Querido Leonardo:
Hoy te vi salir del taller por vez primera en días, lucias cabizbajo, y no sonreías, tampoco parecía que hubieras dormido mucho en esos días, luces más delgado y eso me preocupa.
Te seguí sin mucho sigilo, después de todo, tampoco notarías mi presencia ahí. Me está matando verte tan decaído.
Te estuviste varios minutos en la callejuelas, miraste al piso y, esos preciosos ojos tuyos, amenazaban con romper en llanto; no te imaginas qué tan duro fue no poder secar esas lágrimas ni poder darte consuelo. Te acercaste a las manchas de sangre, estas estaban secas y eran enormes, tus sollozos se oían desde lejos, pero nadie se detuvo a saber que te ocurría.
Y en el fondo lo agradeciste, pues es duro de contar qué te sucede, amore mio.
Seguiste caminando y te estuviste frente a la que, alguna vez, hace décadas, fue mi hogar; sonreíste un poco, quiero creer que es porque recordaste aquella vez, en que mi madre me hizo ayudarte con tus pinturas. Me dolió la espalda como no te imaginas, caro mio.
En el camino te encontraste con Maquiavelo, él no sabe nada, pero tiene sus sospechas. Lamento haber sido tan indiscreto y sonreír como un tonto enamorado cada vez que te miraba o hablaba de ti. Luego de un par de palabras, ambos se alejaron; Maquiavelo ahora lo sabe, y no estoy seguro si en silencio, nos estará juzgando. Tampoco sería el primero ¿no crees?
Y entonces, mi amado amigo, tus pasos se detuvieron, había una escalera reposando al costado de una casa; estabas asustado cuando emprendiste el pequeño viaje en ascenso. No debías temer, amor. Yo estaba abajo, cuidando de ti.
Te quedaste admirando la vista de Florencia al caer el sol; lamento que hayas tenido que contemplar el paisaje tu sólo, y no juntos, como prometí que lo haríamos.
Estuviste aguantando gritar cuando te animaste a saltar desde el tejado de la casa para caer en la carreta llena de paja, de inmediato te preguntaste ¿por qué los Asesinos tenemos ese gusto por saltar así? Había sido aterrador según tú, a mi me hizo gracia.
Algo incómodo paseaste por la piazza, sé que varias cosas te recuerdan a mí, lo sé, porque me sucede de igual manera, mi amado ángel de cabellos rubios.
Te pusiste tenso, pude notarlo incluso sin estar tan cerca de ti en ese momento, el culpable de tu estado fue simplemente algún sacerdote, dando discursos sobre sodomía. Algo que se siente como el paraíso mismo es injusto que te condene a una eternidad en el infierno ¿no lo crees?

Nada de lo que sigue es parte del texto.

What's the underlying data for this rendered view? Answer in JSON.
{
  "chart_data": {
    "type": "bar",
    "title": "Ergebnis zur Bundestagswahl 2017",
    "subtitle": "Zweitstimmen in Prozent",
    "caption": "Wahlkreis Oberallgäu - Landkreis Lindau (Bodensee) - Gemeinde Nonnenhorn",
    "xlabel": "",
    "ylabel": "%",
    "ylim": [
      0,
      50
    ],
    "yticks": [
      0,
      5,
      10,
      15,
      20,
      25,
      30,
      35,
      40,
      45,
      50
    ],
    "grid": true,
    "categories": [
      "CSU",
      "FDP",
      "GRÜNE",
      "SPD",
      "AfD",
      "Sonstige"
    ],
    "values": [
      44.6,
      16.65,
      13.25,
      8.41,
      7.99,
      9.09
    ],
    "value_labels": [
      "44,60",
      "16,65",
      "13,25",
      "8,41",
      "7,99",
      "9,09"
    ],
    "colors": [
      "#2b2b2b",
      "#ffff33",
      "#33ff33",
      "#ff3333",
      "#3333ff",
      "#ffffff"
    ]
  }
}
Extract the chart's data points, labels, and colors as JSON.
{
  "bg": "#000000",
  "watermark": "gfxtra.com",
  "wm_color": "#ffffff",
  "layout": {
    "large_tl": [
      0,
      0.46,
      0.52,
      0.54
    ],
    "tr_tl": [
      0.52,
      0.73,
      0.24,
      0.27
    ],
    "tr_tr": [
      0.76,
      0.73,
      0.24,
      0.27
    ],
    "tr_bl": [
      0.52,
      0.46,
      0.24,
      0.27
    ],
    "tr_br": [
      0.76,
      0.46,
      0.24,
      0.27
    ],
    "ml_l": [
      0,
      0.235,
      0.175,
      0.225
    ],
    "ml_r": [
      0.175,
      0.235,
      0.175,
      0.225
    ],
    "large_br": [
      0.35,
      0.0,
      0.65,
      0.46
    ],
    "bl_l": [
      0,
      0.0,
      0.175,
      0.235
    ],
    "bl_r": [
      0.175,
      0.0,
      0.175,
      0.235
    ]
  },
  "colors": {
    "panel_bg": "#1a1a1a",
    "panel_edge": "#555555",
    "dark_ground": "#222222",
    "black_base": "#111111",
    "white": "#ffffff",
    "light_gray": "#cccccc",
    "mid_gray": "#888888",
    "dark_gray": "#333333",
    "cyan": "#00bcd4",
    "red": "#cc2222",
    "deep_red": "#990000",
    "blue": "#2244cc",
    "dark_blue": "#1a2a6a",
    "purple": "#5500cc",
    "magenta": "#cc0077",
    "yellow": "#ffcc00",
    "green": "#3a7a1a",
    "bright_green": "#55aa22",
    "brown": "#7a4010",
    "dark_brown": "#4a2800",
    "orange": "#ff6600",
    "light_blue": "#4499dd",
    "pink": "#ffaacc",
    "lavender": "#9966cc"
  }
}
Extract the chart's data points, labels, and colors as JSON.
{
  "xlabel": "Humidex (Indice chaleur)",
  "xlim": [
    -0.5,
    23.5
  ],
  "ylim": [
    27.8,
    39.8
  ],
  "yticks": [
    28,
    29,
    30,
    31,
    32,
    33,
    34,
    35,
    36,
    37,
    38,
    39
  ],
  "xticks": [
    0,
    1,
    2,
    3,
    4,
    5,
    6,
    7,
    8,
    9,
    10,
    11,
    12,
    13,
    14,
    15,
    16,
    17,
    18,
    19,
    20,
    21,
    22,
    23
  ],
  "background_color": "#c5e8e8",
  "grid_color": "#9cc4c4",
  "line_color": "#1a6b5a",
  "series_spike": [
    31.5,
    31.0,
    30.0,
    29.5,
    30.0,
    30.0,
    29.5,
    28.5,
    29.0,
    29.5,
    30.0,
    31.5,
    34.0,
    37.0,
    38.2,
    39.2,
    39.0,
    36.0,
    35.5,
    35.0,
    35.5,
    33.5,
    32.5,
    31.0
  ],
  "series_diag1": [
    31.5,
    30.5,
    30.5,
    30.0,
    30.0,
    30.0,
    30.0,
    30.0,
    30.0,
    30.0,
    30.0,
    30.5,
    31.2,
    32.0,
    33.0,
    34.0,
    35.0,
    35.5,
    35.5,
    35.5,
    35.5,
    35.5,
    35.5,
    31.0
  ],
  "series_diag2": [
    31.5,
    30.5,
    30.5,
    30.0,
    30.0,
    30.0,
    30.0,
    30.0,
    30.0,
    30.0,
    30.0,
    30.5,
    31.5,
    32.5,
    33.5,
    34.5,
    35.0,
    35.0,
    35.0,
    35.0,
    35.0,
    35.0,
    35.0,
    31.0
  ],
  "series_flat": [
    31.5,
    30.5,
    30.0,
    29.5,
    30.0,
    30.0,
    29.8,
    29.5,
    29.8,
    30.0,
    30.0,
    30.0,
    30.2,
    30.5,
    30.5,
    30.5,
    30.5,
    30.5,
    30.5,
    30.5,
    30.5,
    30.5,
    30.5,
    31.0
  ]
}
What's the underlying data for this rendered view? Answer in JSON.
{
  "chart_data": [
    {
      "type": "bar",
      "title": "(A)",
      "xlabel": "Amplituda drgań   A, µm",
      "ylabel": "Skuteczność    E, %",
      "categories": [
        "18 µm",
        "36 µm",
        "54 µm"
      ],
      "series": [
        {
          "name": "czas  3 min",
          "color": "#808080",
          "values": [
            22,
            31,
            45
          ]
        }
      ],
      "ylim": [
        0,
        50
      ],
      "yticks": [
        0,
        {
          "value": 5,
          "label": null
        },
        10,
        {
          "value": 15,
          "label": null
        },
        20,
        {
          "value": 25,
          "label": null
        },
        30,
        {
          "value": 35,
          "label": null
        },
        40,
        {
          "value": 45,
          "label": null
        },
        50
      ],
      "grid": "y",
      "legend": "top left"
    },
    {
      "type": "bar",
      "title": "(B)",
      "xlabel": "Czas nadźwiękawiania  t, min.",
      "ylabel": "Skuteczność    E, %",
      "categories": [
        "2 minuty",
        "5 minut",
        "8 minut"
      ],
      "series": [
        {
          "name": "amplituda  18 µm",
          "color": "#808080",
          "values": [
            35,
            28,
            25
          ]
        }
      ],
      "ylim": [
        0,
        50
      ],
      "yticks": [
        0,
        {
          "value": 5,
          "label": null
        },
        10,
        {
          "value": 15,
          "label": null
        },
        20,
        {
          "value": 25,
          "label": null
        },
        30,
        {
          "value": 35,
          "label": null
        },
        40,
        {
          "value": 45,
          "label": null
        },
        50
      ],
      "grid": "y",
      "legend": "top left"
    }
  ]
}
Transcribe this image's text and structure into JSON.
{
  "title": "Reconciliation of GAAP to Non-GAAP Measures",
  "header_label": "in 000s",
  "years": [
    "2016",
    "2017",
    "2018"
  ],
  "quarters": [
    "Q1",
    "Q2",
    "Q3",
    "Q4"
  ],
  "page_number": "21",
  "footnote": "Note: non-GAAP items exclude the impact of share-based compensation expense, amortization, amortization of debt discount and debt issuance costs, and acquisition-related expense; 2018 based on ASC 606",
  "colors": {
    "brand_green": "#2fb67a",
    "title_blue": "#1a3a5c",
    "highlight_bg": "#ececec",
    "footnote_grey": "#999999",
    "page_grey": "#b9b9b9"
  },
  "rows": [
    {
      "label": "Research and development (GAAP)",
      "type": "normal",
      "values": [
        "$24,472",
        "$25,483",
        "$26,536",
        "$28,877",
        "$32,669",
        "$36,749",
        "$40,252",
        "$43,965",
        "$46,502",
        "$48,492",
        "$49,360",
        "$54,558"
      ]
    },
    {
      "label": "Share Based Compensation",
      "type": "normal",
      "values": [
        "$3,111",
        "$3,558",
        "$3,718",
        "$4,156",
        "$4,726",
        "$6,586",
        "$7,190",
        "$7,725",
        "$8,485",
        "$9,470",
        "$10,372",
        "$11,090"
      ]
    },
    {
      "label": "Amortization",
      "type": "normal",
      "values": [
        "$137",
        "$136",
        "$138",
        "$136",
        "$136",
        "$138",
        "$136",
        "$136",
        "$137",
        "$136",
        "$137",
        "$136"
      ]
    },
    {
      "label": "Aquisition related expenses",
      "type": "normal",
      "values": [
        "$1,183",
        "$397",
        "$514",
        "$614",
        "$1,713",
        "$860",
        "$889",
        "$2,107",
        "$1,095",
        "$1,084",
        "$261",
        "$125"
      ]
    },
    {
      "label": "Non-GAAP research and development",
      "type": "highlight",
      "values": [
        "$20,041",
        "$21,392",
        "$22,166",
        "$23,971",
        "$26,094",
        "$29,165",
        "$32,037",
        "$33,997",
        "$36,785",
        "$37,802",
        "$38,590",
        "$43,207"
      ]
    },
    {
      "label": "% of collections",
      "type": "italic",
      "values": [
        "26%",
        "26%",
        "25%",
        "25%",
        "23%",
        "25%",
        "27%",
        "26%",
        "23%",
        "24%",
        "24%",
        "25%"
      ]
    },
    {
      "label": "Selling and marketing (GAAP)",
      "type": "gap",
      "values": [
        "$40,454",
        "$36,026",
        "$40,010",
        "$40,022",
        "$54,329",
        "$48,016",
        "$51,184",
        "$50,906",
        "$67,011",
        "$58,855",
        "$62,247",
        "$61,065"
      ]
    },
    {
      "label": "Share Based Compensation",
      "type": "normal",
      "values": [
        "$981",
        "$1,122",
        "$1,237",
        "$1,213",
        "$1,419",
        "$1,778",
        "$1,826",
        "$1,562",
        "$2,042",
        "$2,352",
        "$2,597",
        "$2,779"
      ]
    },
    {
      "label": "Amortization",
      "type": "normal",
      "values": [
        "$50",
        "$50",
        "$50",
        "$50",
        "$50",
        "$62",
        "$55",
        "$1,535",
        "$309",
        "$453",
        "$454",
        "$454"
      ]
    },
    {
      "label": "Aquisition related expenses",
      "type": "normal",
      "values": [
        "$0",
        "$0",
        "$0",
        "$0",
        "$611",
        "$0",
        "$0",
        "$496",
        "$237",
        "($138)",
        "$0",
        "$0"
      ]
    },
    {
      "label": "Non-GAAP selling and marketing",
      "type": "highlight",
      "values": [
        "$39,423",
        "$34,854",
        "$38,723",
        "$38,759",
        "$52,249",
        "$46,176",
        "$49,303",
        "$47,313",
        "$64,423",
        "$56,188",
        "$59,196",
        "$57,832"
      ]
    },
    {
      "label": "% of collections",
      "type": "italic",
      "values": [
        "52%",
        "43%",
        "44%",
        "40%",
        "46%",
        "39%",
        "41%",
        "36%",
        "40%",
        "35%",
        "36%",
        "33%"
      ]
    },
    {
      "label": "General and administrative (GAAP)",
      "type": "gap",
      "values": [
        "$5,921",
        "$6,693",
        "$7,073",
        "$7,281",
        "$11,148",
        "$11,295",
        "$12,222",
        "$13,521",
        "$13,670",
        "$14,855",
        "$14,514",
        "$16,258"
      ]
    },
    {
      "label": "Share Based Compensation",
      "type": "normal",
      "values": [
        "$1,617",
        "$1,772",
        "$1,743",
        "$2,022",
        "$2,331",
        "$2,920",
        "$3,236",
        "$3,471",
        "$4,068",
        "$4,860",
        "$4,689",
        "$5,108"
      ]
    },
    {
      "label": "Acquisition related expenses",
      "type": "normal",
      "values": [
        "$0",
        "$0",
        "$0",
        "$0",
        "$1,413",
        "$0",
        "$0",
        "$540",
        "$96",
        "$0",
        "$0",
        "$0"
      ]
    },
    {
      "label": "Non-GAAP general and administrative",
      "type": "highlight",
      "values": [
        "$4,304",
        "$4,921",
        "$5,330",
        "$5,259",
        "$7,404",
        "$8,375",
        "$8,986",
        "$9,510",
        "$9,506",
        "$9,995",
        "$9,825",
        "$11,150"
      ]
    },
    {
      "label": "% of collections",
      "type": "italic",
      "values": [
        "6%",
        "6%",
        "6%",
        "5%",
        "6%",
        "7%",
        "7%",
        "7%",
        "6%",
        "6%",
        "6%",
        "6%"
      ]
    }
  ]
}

Hablando del infierno ¿te puedo confesar algo? Es aún peor de lo que lo relatan, sólo estoy ahí, vagando por nuestra ciudad, teniendote cerca, pero no puedes oírme ni verme. Eso es el infierno, amor mío. Y todos los días es más, de la misma maldita tortura.
Y entonces me pregunto ¿las cosas habrían sido diferentes sino nos hubieran descubierto? Convirtieron de un día a otro nuestro pequeño paraíso en un infierno. ¿Cómo es que el amor puede ser condenado de semejante manera? Era algo puro lo que tú y yo teníamos, mi amado Leo.
Te veo entonces entrar a tu taller, de ahí, vuelve a decaer más tu ánimo, y el mío también. Entras en la habitación y niegas un par de veces; me disculpo desde ahora por haberte hecho cosas tan innombrables en cada rincón de nuestra habitación. Tu mirada se dirige al lecho que compartíamos como si de un matrimonio se tratase. También lamento haberte tomado ahí, y lamento, sobretodo, haber permitido que nuestra relación pasara a ser algo más que sólo amistad.
Ahora mismo no tendrías que llorar por tu amante muerto, mi amor, quizá, podríamos estar en algún tejado, probando tus máquinas voladoras y rezando porque funcionen. O simplemente podríamos sentarnos en una banca a charlar.
Lamento no estar a tu lado, mi amado Leo Da Vinci.
Estoy detrás de ti, abrazandote, y está vez sé, que el Señor se apiadó de mí alma, pues por unos segundos muy breves, pudiste sentirme, yo también pude sentirte. Volteas hacia atrás, esperando a verme, y te juro por lo que más amo, que quisiera estar ahí.
No tienes idea de como me gustaría estar ahí, mi querido Leo.